Große Parade und queere und ökumenische Gottesdienste zum Christopher Street Day in der St. Johannes-Kirche und AntoniterCityKirche

Bunt, laut und beeindruckend war die Parade am Christopher-Street-Day (CSD) in Köln. Demonstriert wurde unter dem Motto „Für Menschenrechte. Viele. Gemeinsam. Stark!“. Mit jeweils einem Wagen beteiligten sich auch die Evangelische Kirche und das Diakonische Werk, um sich für Vielfalt in der Gesellschaft und der Kirche einzusetzen. An den zwei Abenden zuvor nutzten Hunderte Menschen in Gottesdiensten in der St. Johannes-Kirche in Köln-Deutz und Antoniterkirche in der Schildergasse das Angebot, Kraft zu tanken, zu feiern und Dank zu sagen.
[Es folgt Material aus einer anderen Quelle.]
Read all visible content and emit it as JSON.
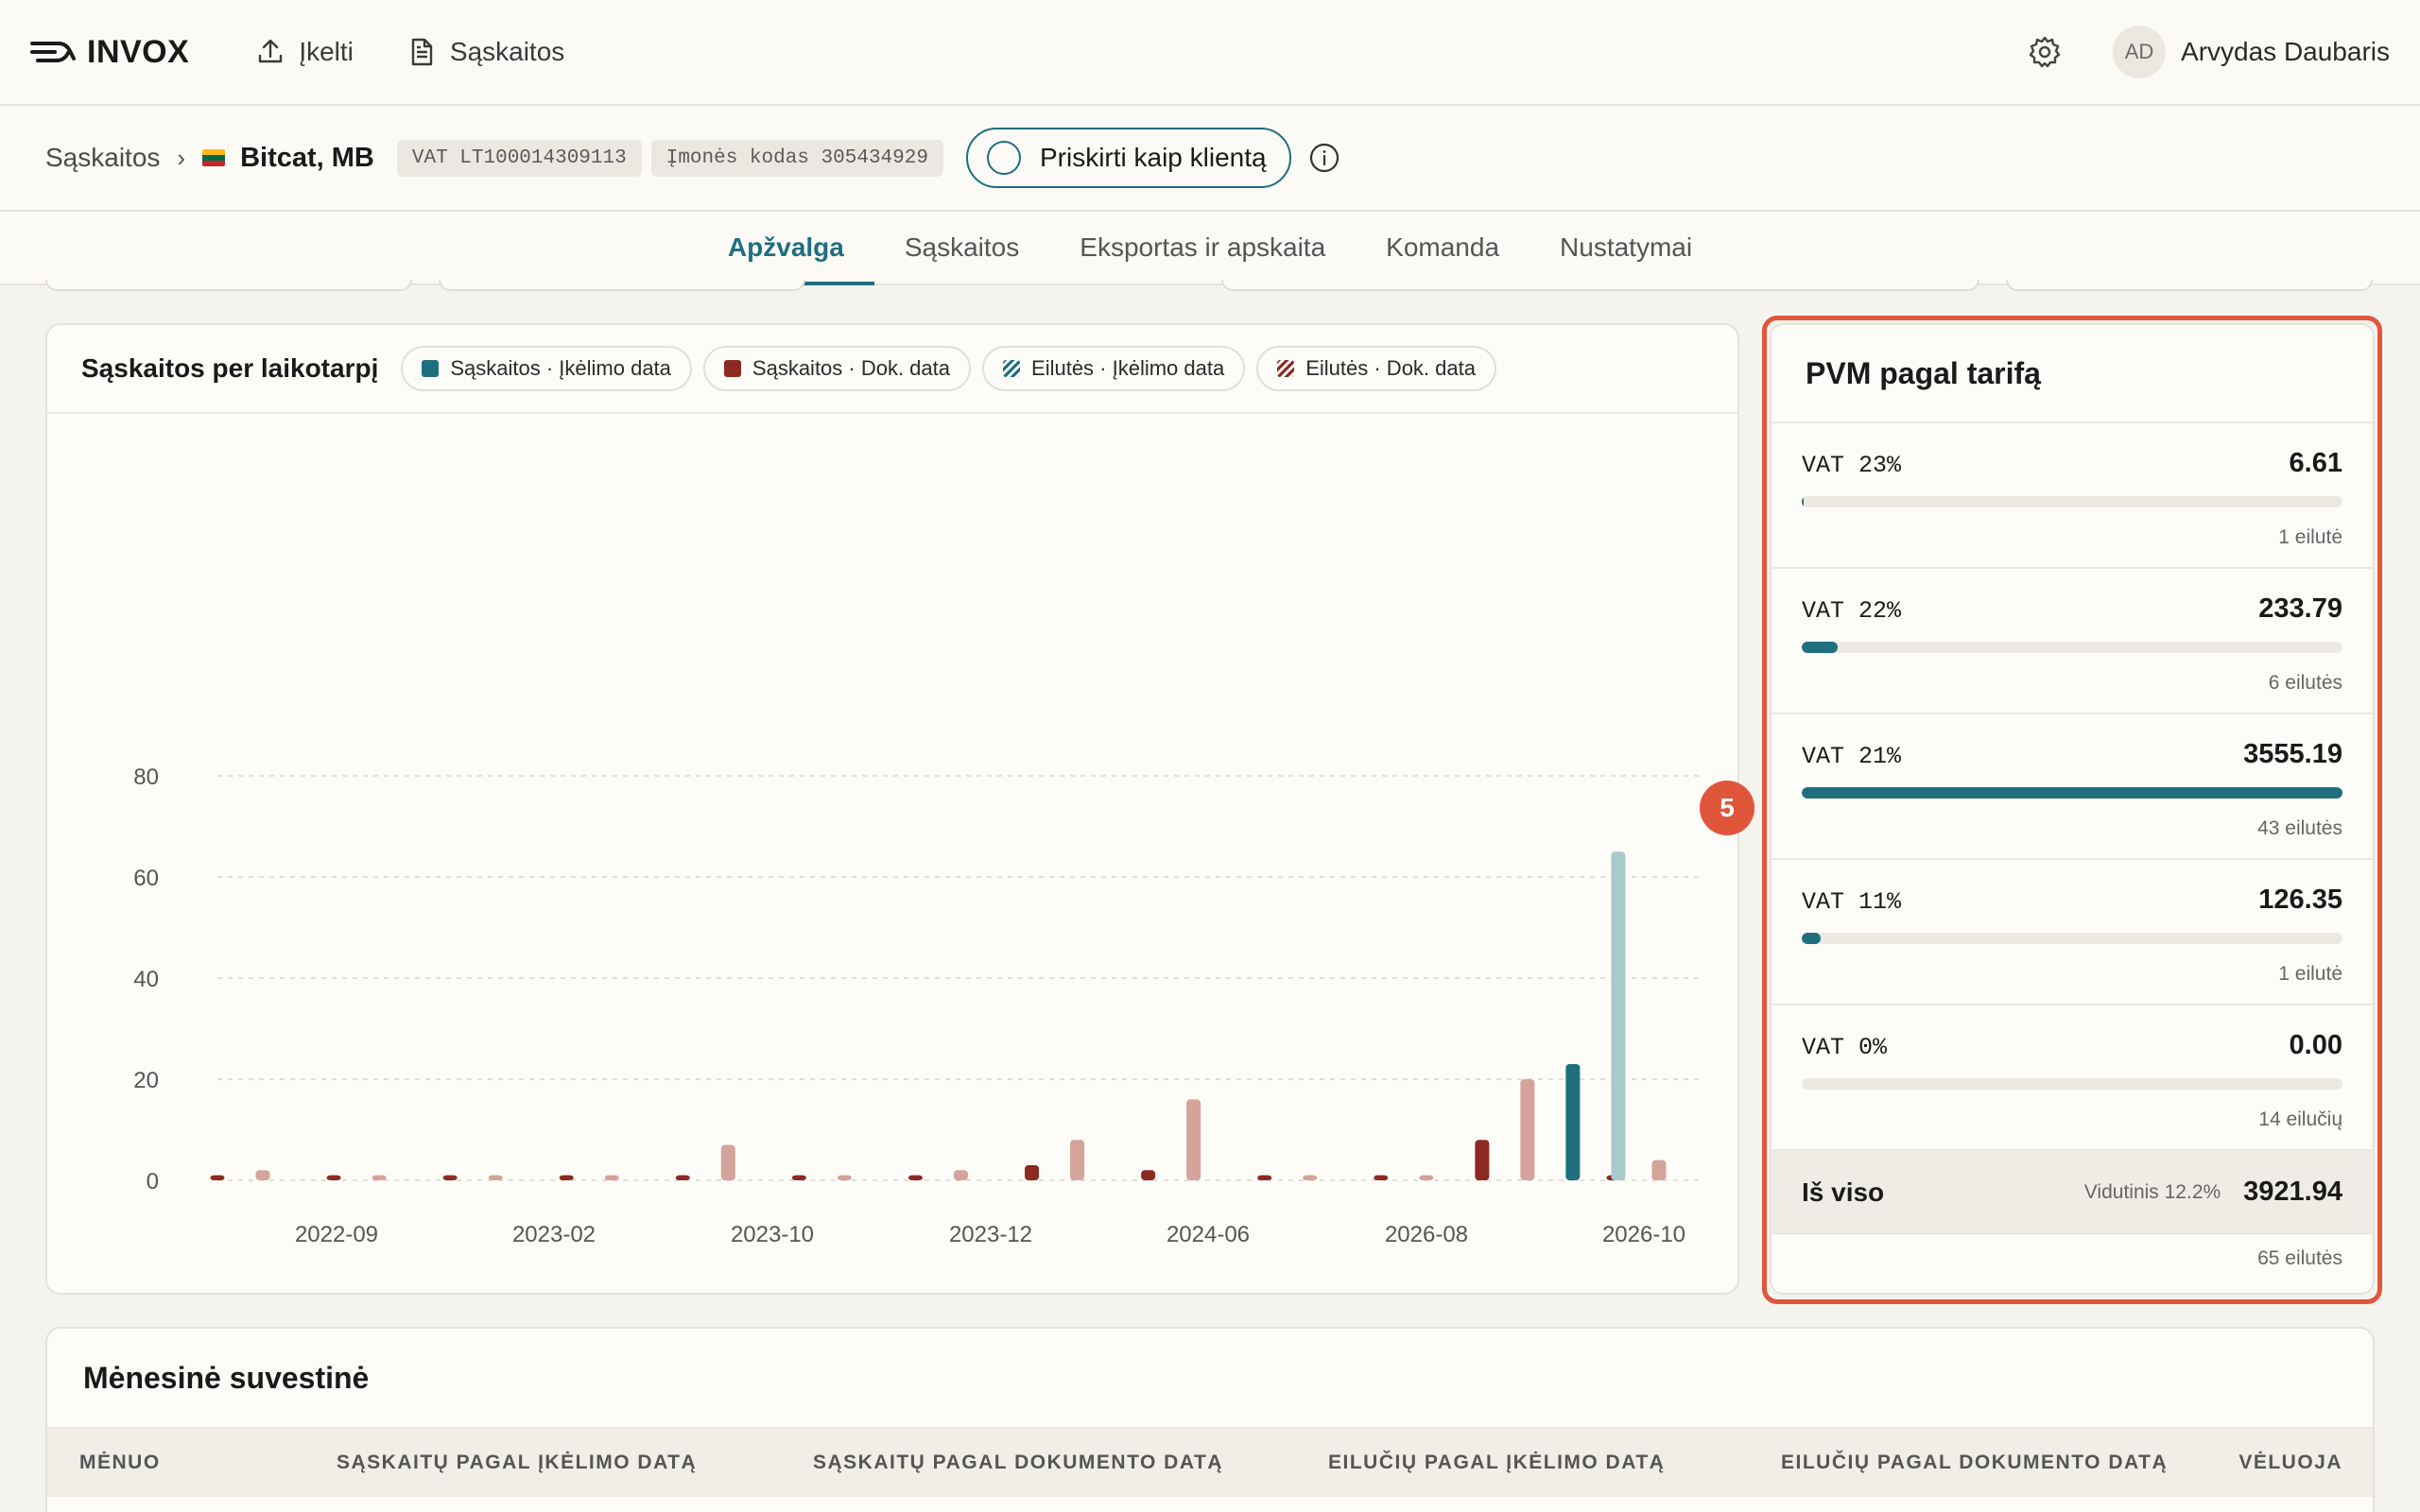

In diesen Gottesdiensten wurde auf beiden Seiten des Rheins ebenso deutlich Stellung bezogen einerseits gegen Intoleranz, Ausgrenzung und Diskriminierung; andererseits für Vielfalt, Gerechtigkeit und Akzeptanz. Für die Gleichberechtigung aller Menschen, so wie sie in der Liebe Gottes geschaffen wurden. Für alle – unabhängig auch und gerade von ihrer sexuellen Orientierung, geschlechtlichen Identität oder ihres Geschlechtsausdrucks.

Queere Kirche Köln feierte Gottesdienst in der St. Johannes-Kirche in Deutz

„Wir wollen zusammen feiern, beten, zur Ruhe kommen, auf Gottes Stimme hören, der die Welt, der uns so vielfältig gemacht hat mit allen Farben des Regenbogens“, begrüßte Pfarrer Tim Lahr im Namen der Evangelischen Kirchengemeinde Köln-Deutz/Poll und der Queeren Kirche Köln die Besucherinnen und Besucher in der St. Johannes Kirche. Zuvor hatte man noch viele Stühle hinzustellen müssen, so groß war der Zulauf. Einen Blickfang bildete der mit langen Bändern und verschieden großen wie farbigen Ballons geschmückte Altarraum.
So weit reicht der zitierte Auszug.